High-tech tracking by police raises legal outcry

jim bell jimbell at pacifier.com
Tue Jan 7 00:57:43 PST 1997


At 06:39 AM 1/6/97 -0600, Mike McNally wrote:
>Secret Squirrel wrote:
>> 
>> The technology, marketed by a company called Teletrac, is simple: 
>> A tramsmitter sends a radio signal to a computer ...
>
>Anybody know the frequencies used?
>
>(Anybody willing to guess whether the FCC might quietly introduce
>prohibitions against scanners that can receive those frequencies?)
>
>(Gee, that looks paranoid.)


This wouldn't do a great deal of good.  The systems were already described 
as frequency-hopping.  The hops are probably fast enough to outwit a 
scanner's receiver.

However,  it turns out that there is a comparatively simple way to detect 
such transmitters:  An old-fashioned diode detector using modern components. 
 Take a loop of wire (about a foot in diameter), add a microwave-capable 
signal diode to rectify the signal and send it to a small capacitor and then 
go to a DVM.  (digital voltmeter.)   (Sensitivity can be dramatically 
increased by also inserting a blocking capacitor in the loop and adding 
enough DC voltage to barely forward-bias the diode.)   A momentary (or 
continuous) increase in output voltage indicates that the diode is 
rectifying AC, which indicates a transmitter.  Buffering the DC-level signal 
and sending it to a set of earphones will indicate a pulsed transmitter.
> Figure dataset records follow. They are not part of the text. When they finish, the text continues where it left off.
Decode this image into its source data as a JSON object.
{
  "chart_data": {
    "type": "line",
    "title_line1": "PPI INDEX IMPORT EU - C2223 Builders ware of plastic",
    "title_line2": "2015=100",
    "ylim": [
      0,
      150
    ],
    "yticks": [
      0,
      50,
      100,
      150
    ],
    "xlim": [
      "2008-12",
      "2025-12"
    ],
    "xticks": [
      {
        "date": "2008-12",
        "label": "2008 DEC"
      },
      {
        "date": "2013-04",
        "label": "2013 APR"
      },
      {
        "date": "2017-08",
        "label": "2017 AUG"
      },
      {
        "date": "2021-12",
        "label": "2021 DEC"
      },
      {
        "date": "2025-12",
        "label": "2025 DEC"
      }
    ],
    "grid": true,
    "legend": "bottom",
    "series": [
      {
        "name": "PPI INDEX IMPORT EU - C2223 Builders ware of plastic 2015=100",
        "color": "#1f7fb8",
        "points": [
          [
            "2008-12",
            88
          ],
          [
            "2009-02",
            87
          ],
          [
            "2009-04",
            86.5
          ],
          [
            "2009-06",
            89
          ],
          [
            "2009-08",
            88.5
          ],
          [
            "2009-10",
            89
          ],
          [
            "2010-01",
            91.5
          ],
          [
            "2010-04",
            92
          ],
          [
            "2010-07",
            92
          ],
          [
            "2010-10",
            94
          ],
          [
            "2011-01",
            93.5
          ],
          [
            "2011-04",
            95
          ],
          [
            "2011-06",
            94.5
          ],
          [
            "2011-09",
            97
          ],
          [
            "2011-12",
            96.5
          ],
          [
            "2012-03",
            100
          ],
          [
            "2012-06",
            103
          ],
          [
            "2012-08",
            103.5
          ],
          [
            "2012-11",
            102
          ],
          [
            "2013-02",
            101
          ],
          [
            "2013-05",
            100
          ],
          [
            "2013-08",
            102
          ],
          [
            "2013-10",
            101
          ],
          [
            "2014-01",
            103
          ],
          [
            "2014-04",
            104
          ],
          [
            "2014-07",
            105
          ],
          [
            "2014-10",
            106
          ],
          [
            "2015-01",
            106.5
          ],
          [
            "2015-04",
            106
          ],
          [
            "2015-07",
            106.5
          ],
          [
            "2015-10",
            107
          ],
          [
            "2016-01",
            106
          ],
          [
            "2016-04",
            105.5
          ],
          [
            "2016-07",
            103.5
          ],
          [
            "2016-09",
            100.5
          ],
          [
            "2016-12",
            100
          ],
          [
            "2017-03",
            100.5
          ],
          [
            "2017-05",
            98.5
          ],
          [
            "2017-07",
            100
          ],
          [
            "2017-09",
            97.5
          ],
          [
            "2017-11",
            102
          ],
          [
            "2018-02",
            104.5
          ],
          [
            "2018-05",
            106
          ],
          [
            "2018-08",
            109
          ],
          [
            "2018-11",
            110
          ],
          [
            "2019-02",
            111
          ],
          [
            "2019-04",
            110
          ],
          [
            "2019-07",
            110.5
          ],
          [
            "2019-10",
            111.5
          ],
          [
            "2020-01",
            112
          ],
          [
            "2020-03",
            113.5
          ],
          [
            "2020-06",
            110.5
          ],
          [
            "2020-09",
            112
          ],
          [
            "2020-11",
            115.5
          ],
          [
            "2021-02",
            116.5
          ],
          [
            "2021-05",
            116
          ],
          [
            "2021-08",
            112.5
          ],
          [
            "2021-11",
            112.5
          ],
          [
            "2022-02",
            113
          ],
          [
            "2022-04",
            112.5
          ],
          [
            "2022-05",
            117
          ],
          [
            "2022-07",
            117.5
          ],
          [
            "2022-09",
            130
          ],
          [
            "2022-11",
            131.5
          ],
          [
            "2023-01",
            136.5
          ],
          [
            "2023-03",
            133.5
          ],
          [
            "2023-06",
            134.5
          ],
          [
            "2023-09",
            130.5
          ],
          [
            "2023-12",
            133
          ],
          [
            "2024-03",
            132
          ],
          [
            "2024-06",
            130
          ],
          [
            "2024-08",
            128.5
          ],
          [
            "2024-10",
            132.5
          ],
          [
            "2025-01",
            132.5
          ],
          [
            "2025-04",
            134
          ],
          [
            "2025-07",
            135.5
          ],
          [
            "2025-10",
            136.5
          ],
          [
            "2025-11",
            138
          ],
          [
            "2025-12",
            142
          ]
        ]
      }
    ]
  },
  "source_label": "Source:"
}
Interestingly, this is probably more or less the circuit that was originally 
used in 1970's Fuzzbuster-type radar receivers before the heterodyne systems 
were developed.  The "disadvantages" of that circuit, in microwave-radar 
detection, are either not disadvantages or are in fact advantages in 
hidden-transmitter hunting.  The first "disadvantage" was that this receiver 
was EXTREMELY broadband, practically "DC-to-daylight," or at least up to the 
rectification capability of the diode chosen.   (I've implemented systems 
that will do 20 gigahertz easy, and I was using old diodes!)   False 
triggers were a common result, due to hard-to-avoid rectification of CB and 
ham radio transmissions for example.   In the case of transmitter hunting, 
that disadvantage is a solid advantage, because you don't need to know what 
frequency the transmitter is at.

The second disadvantage, comparatively low sensitivity, was a problem if 
you're trying to detect a 100 milliwatt radar transmitter 300 meters away, 
but if you know you only have to search a car from a meter away, the 
inverse-square law indicates that you're going to see a signal with around 
100,000 times the power level all other things being equal.